Cleveland Cavaliers coach Mike Brown got a little tongue-tied after Game 5, which stretched into the early hours of Thursday morning, when the Washington Wizards’ Gilbert Arenas — who scored 44 points in a losing effort — came into the Cleveland locker room to congratulate former teammate Larry Hughes.

“After Game 5, I did my interview and I was walking down those stairs in our building and I opened the door and Gilbert was there in street clothes,” Brown said last night. “I was so caught up in what he did on the floor and trying to figure out how we can slow him down a little bit. I wanted to tell him, ‘Gilbert, you’re a great player. What a great game.’ I had all this stuff planned when I saw him.”

It didn’t quite work out that way.

“I stumbled over my words and my thoughts,” Brown said. “And the only thing I could say was, ‘You’re good! You’re good!’ And I shook his hand. And he laughed at me and walked up the steps. I couldn’t even get out, ‘You’re a good player.’ ”

Brown chuckled heartily as he told the story.

“I appreciate his game a lot,” he said of Arenas. “He’s a very, very good basketball player on his way to being a great player.”

Jordan goes off

Washington Wizards coach Eddie Jordan didn’t attempt to mask his anger late in the first quarter when he thought LeBron James got away with a foul on Arenas.

Jordan — and Arenas — thought James fouled Arenas on a layup attempt after Arenas stole a pass with the Wizards up 24-16 with 30.3 seconds left in the quarter.
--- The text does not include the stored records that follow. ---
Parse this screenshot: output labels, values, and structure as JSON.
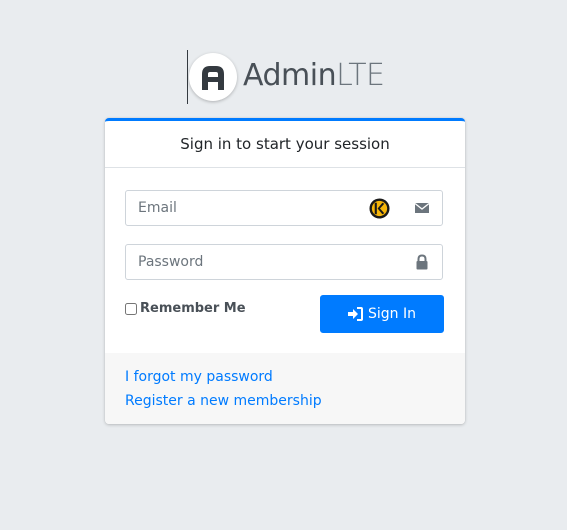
{
  "brand": {
    "name_bold": "Admin",
    "name_light": "LTE",
    "logo_icon": "adminlte-logo-icon"
  },
  "login": {
    "message": "Sign in to start your session",
    "email": {
      "placeholder": "Email",
      "value": "",
      "icon": "envelope-icon",
      "extension_icon": "keeper-icon"
    },
    "password": {
      "placeholder": "Password",
      "value": "",
      "icon": "lock-icon"
    },
    "remember_label": "Remember Me",
    "remember_checked": false,
    "sign_in_label": "Sign In",
    "sign_in_icon": "sign-in-icon"
  },
  "links": {
    "forgot_password": "I forgot my password",
    "register": "Register a new membership"
  },
  "colors": {
    "accent": "#007bff",
    "background": "#e9ecef"
  }
}
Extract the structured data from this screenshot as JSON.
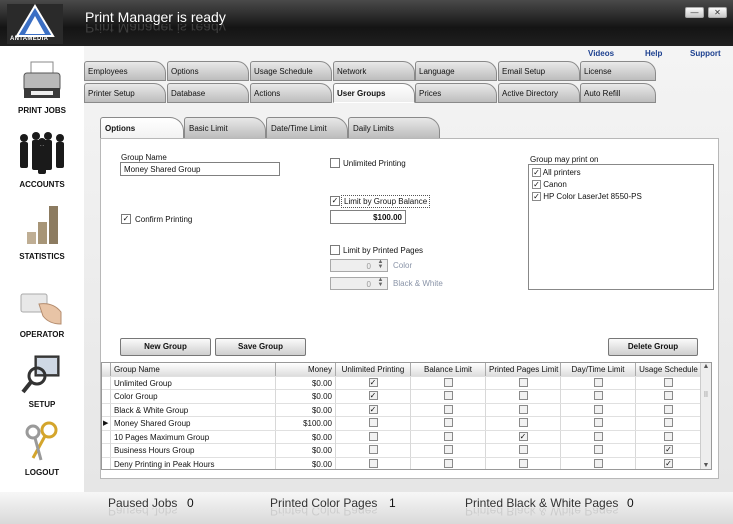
{
  "app": {
    "title": "Print Manager is ready",
    "logo_text": "ANTAMEDIA"
  },
  "window": {
    "minimize": "—",
    "close": "✕"
  },
  "sidebar": [
    {
      "label": "PRINT JOBS",
      "icon": "printer-icon"
    },
    {
      "label": "ACCOUNTS",
      "icon": "people-icon"
    },
    {
      "label": "STATISTICS",
      "icon": "bar-chart-icon"
    },
    {
      "label": "OPERATOR",
      "icon": "card-hand-icon"
    },
    {
      "label": "SETUP",
      "icon": "magnifier-monitor-icon"
    },
    {
      "label": "LOGOUT",
      "icon": "keys-icon"
    }
  ],
  "toplinks": [
    "Videos",
    "Help",
    "Support"
  ],
  "tabs_row1": [
    "Employees",
    "Options",
    "Usage Schedule",
    "Network",
    "Language",
    "Email Setup",
    "License"
  ],
  "tabs_row2": [
    "Printer Setup",
    "Database",
    "Actions",
    "User Groups",
    "Prices",
    "Active Directory",
    "Auto Refill"
  ],
  "active_tab": "User Groups",
  "subtabs": [
    "Options",
    "Basic Limit",
    "Date/Time Limit",
    "Daily Limits"
  ],
  "active_subtab": "Options",
  "form": {
    "group_name_label": "Group Name",
    "group_name_value": "Money Shared Group",
    "confirm_printing_label": "Confirm Printing",
    "confirm_printing_checked": true,
    "unlimited_printing_label": "Unlimited Printing",
    "unlimited_printing_checked": false,
    "limit_balance_label": "Limit by Group Balance",
    "limit_balance_checked": true,
    "balance_value": "$100.00",
    "limit_pages_label": "Limit by Printed Pages",
    "limit_pages_checked": false,
    "color_value": "0",
    "color_label": "Color",
    "bw_value": "0",
    "bw_label": "Black & White",
    "printers_label": "Group may print on",
    "printers": [
      {
        "name": "All printers",
        "checked": true
      },
      {
        "name": "Canon",
        "checked": true
      },
      {
        "name": "HP Color LaserJet 8550-PS",
        "checked": true
      }
    ]
  },
  "buttons": {
    "new_group": "New Group",
    "save_group": "Save Group",
    "delete_group": "Delete Group"
  },
  "grid": {
    "columns": [
      "Group Name",
      "Money",
      "Unlimited Printing",
      "Balance Limit",
      "Printed Pages Limit",
      "Day/Time Limit",
      "Usage Schedule"
    ],
    "rows": [
      {
        "name": "Unlimited Group",
        "money": "$0.00",
        "flags": [
          true,
          false,
          false,
          false,
          false
        ]
      },
      {
        "name": "Color Group",
        "money": "$0.00",
        "flags": [
          true,
          false,
          false,
          false,
          false
        ]
      },
      {
        "name": "Black & White Group",
        "money": "$0.00",
        "flags": [
          true,
          false,
          false,
          false,
          false
        ]
      },
      {
        "name": "Money Shared Group",
        "money": "$100.00",
        "flags": [
          false,
          false,
          false,
          false,
          false
        ],
        "current": true
      },
      {
        "name": "10 Pages Maximum Group",
        "money": "$0.00",
        "flags": [
          false,
          false,
          true,
          false,
          false
        ]
      },
      {
        "name": "Business Hours Group",
        "money": "$0.00",
        "flags": [
          false,
          false,
          false,
          false,
          true
        ]
      },
      {
        "name": "Deny Printing in Peak Hours",
        "money": "$0.00",
        "flags": [
          false,
          false,
          false,
          false,
          true
        ]
      }
    ]
  },
  "footer": {
    "paused_label": "Paused Jobs",
    "paused_value": "0",
    "color_label": "Printed Color Pages",
    "color_value": "1",
    "bw_label": "Printed Black & White Pages",
    "bw_value": "0"
  }
}
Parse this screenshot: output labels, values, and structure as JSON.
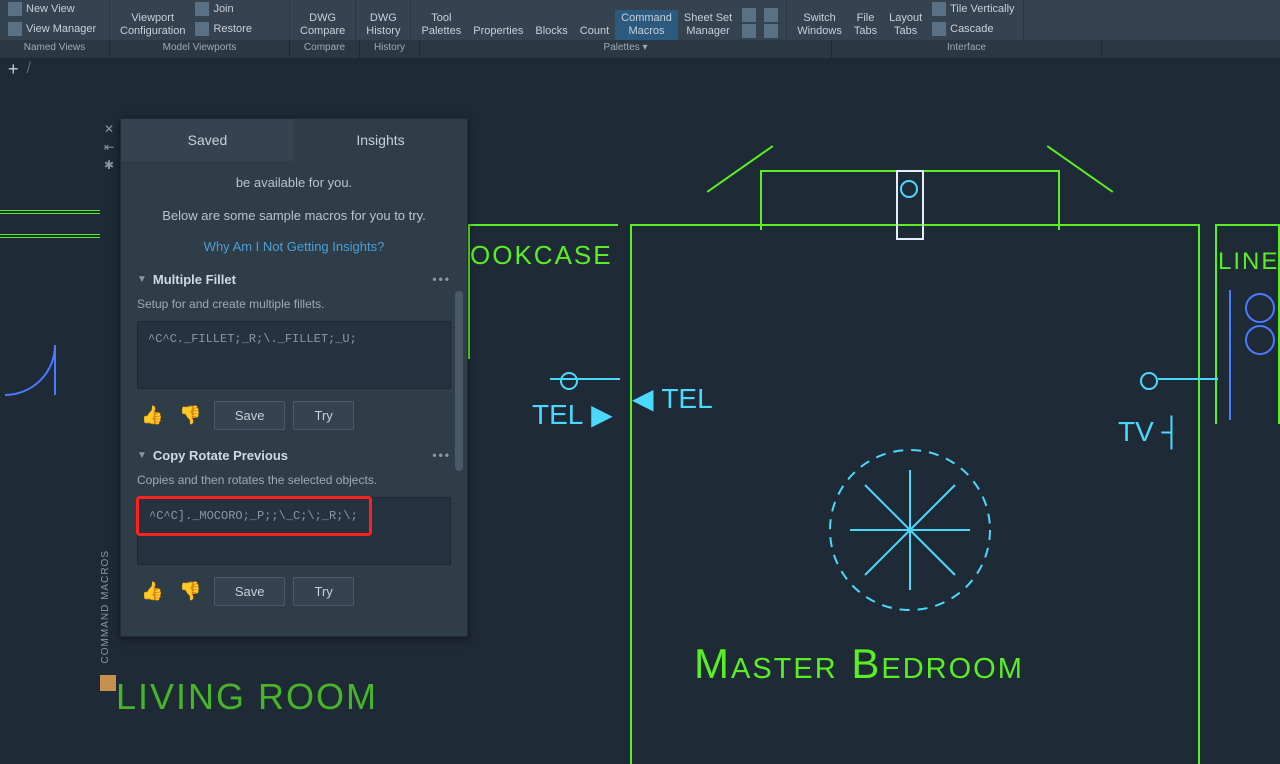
{
  "ribbon": {
    "newView": "New View",
    "viewManager": "View Manager",
    "viewportConfig": "Viewport\nConfiguration",
    "join": "Join",
    "restore": "Restore",
    "dwgCompare": "DWG\nCompare",
    "dwgHistory": "DWG\nHistory",
    "toolPalettes": "Tool\nPalettes",
    "properties": "Properties",
    "blocks": "Blocks",
    "count": "Count",
    "commandMacros": "Command\nMacros",
    "sheetSetMgr": "Sheet Set\nManager",
    "switchWindows": "Switch\nWindows",
    "fileTabs": "File\nTabs",
    "layoutTabs": "Layout\nTabs",
    "tileVert": "Tile Vertically",
    "cascade": "Cascade"
  },
  "ribbonGroups": {
    "namedViews": "Named Views",
    "modelViewports": "Model Viewports",
    "compare": "Compare",
    "history": "History",
    "palettes": "Palettes ▾",
    "interface": "Interface"
  },
  "panel": {
    "tabSaved": "Saved",
    "tabInsights": "Insights",
    "partialText": "be available for you.",
    "belowText": "Below are some sample macros for you to try.",
    "whyLink": "Why Am I Not Getting Insights?",
    "verticalLabel": "COMMAND MACROS"
  },
  "macros": [
    {
      "title": "Multiple Fillet",
      "desc": "Setup for and create multiple fillets.",
      "code": "^C^C._FILLET;_R;\\._FILLET;_U;",
      "saveLabel": "Save",
      "tryLabel": "Try"
    },
    {
      "title": "Copy Rotate Previous",
      "desc": "Copies and then rotates the selected objects.",
      "code": "^C^C]._MOCORO;_P;;\\_C;\\;_R;\\;",
      "saveLabel": "Save",
      "tryLabel": "Try"
    }
  ],
  "drawing": {
    "bookcase": "OOKCASE",
    "tel1": "TEL",
    "tel2": "TEL",
    "tv": "TV",
    "masterBedroom": "Master Bedroom",
    "livingRoom": "LIVING ROOM",
    "linen": "LINEN"
  }
}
Arenas was knocked to the floor and when he got up to complain about the no-call (a foul was eventually assessed to Hughes for fouling Jared Jeffries), he was immediately assessed a technical.

Jordan had to be restrained by his assistant coaches from charging the court. He received another technical, which further angered the coach.

Rival GM praises moves

One Eastern Conference general manager watching this series said the moves the Wizards made last summer — allowing Hughes to leave via free agency, trading for Caron Butler and signing Antonio Daniels — have worked well.

“I think that if you look at what they got, as far as value, they’re better now — not just for this year but in the future — than they would have been had they stuck with what they had,” he said.

To begin with, he said, the Wizards got Butler and Daniels this season for a combined $7.4 million in salary. Meanwhile, the Cavaliers are paying Hughes $12.3 million.

But that’s not all. In reality, the Cavaliers will pay Hughes more than $14 million this season because of a clause in his contract that guaranteed him more than $2 million in bonuses if the Cavaliers won more than 45 games.

“I think that Caron is going to be an All-Star in the very-near future,” the GM continued. “I know that next year he’s going to have his salary bumped up [to around $5[ThSp]million], but they are still going to come cheaper than Larry will. Don’t get me wrong: Larry is a very good player. But one of the reasons the Wizards didn’t keep him was because he has a reputation of being fragile.”

Hughes, who averaged 15.5 points this season, appeared in just 36 regular-season games. Over the last six seasons, the most games he has played in a season is 73 (2001-02).

Meanwhile, Butler averaged 17.6 points in 75 games, and Daniels, the Wizards’ most consistent player off the bench, averaged 9.6 points in 80 games.

“No, they didn’t win as many games as they did last season,” the general manager said of the Wizards. “But they are deeper. And I think they are also tougher than they were.”

James and Arenas

While visiting Hughes after the game, Arenas spotted LeBron James, who scored 45 points and had the game-winning shot in overtime.

Arenas kiddingly told James that he messed up his chance to again be “Mr. Game 5.” In last year’s playoffs, Arenas hit the winning shot against the Chicago Bulls in Game 5. James is first in scoring during the playoffs, while Arenas ranks second.

Asked about the show he and Arenas have been putting on, James said, “It’s been awesome _ guys trying to will their team to victory. He’s done a great job of doing that, and I’m trying to do the same. We’re just going out and competing every night.”

Complimentary boos?

James was greeted by boos when he was introduced last night. The boos continued throughout, as has been the case during the other games at Verizon Center.

One fan held a sign which read, “LeBron, how was your flight? We know you love traveling.”

But the jeers don’t faze James.

“There’s a reason why you get booed,” he said. “They fear me, I guess. If I was a sorry player, if I was the 14th or 15th man on the bench, I wouldn’t get booed. I like the boos.”